Я запальчиво перебил его:

— Я сейчас поставлю вас в известность, кто я, а пока скажу, что вы хам и что я вызываю вас.

Он сдвинул ноги, выпрямился:

— Вы пьяны? Вы сумасшедший?

Нас уже обступили. Я бросил в лицо ему свою визитную карточку и, задыхаясь, с торжественной театральностью сумасшедшего, пошел по лестнице вниз…

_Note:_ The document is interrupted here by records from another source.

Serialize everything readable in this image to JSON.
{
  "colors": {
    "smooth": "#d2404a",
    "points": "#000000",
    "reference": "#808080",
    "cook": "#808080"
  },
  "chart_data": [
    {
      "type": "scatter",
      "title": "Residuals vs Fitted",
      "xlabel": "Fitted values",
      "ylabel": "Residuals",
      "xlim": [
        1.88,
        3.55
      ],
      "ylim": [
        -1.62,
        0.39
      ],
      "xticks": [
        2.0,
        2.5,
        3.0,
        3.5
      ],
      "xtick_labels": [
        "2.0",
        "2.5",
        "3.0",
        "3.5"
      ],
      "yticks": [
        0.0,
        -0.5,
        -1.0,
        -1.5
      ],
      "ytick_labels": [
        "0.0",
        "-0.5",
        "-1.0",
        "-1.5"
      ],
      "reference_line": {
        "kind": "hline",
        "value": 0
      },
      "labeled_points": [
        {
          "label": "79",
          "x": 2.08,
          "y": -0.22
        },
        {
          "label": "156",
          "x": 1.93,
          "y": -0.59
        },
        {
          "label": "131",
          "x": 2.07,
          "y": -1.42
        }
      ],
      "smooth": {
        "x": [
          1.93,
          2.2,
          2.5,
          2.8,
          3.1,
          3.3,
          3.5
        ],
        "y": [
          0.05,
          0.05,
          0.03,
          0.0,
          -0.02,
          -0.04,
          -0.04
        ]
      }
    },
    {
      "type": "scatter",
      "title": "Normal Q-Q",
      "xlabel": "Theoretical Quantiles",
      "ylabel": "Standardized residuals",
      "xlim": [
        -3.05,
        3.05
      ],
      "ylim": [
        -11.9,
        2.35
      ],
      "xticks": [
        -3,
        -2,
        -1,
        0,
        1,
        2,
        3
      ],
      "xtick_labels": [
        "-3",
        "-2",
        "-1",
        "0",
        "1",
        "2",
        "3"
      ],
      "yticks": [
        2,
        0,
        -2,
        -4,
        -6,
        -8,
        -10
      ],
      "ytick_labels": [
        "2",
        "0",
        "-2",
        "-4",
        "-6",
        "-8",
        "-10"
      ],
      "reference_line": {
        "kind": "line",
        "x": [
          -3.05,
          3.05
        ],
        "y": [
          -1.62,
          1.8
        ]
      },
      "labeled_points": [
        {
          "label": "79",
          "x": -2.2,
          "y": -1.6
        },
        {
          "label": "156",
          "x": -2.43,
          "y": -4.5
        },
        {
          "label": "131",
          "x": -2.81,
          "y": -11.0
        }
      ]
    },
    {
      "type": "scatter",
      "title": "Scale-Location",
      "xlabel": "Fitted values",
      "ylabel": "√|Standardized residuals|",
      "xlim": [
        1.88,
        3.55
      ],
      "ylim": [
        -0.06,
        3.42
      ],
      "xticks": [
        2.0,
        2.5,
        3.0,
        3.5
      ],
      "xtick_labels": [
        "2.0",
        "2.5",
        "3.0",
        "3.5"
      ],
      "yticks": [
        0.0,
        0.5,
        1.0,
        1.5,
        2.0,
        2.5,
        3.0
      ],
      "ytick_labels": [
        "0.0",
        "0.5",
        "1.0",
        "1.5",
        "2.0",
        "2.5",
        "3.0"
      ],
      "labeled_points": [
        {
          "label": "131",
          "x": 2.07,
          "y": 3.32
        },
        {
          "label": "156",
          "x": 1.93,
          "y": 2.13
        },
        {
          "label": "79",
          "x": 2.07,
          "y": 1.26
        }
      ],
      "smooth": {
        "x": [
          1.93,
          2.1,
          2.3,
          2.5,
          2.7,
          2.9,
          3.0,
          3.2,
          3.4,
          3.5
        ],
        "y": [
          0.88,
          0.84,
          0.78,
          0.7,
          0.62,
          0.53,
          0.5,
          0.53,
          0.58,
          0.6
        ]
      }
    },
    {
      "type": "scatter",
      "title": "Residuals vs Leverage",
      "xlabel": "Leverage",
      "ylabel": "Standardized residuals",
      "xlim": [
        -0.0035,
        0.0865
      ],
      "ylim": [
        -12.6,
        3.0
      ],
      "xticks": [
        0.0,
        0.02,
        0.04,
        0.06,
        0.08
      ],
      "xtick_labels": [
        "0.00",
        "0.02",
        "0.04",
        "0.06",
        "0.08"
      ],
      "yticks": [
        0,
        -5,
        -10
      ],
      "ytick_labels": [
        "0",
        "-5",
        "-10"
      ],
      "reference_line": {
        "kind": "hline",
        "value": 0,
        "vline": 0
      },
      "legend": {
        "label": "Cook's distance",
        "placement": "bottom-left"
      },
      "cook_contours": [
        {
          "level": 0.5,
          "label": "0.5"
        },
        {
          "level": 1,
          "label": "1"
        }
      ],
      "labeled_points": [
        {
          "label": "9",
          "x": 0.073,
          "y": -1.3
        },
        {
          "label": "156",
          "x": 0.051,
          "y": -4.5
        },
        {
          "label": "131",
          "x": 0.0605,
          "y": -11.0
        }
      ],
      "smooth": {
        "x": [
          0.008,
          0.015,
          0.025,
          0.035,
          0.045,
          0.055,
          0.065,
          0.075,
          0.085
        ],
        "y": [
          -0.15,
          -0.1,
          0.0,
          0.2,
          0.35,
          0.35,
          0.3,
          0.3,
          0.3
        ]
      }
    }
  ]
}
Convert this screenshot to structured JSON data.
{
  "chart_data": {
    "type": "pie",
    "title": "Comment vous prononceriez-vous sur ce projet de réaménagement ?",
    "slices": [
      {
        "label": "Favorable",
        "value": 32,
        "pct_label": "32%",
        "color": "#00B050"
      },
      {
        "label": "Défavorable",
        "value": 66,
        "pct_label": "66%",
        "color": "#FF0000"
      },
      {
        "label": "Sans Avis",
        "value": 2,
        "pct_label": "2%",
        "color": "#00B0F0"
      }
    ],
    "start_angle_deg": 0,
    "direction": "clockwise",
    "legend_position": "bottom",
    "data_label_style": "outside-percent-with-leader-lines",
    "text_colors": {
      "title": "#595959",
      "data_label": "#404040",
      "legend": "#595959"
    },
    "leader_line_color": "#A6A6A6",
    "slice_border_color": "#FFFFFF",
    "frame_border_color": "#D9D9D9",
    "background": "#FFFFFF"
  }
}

Вызова с его стороны, конечно, не последовало.

29 апреля 1944

Ловчий

В людской избе, на большой печи, в сумраке, зиму и лето лежал Леонтий, длинный и невероятно худой, заросший седой щетиной бороды, бывший бабушкин повар. В летние дни в людской часто бывало пусто, один Леонтий лежал на печи. На столе были прикрыты рядном черные хлебы. Я приходил, садился на лавку, отламывал корку, солил и ел. А Леонтий лежал и говорил:

— Да, барчук, не всегда я так лежал, мусором голову пересыпал. Не всегда и поваром был. Я у вашего дедушки по бабушке, у Петра Алексеича Чамадурова, ловчим был, стаей правил.

— Стаей собак?

— Так точно. Не телят же! Был сперва простым доезжачим, борзых, значит, вел, а вследствие времени ловчим стал. А ведь это вам не книжку прочесть, тут даже простого русака оследить, и то надо ум иметь. Вот хоть взять охотничий подклик — тут не одно хайло нужно! Тут кураж нужен. А я, бывало, как наддам: «О, гой!» — так весь лес дрогнет! Опричь того, был дедушка ваш охотник смертный, завзятый, — ему угодить не всякий мог. Была у него заветная наложница, девка именем Малашка, — я потом расскажу вам как-нибудь, как я из-за нее погиб, попал под страшный сюркуп… Уж как он людей своих терзал, до чего неприступен был! А эта Малашка просто веревки из него вила, он за нежное ее притворство на все был готов. «Она мне, Леонтий, миляе всех на свете!» Так прямо и говаривал мне. Я ему в ответ, что не может того быть, что, мол, это вы только замысловато шутить изволите, а он мне тверже того: «Нет, не шучу, и ты изволь слушать меня с примечанием». Ну, а я все противных мыслей был, все думал про себя: погодите, сударь, покажет она вам себя в некий срок! Ведь на сусле пива не узнаешь, ведь сейчас-то она пока девчонка, а вот как станет в лета входить… Они же между тем вдаль свои мечты не простирали, — мол, когда-то еще это будет! Мы такое заведение имели, после осенних охот был у нас завсегда большой публичный стол, так что же вы думаете? — они эту девку с гостями сажали! Ну, а после Малашки нащет охоты с ума сходили, и охоту держали мы истинно знаменитую. Так собаку любить, как дедушка любили, никто во вселенной не мог. Они всякую охоту обожали, — и ла шас о леврье и о шьен куран, — иной раз интересовались даже и мокрой, а весной по брызгам…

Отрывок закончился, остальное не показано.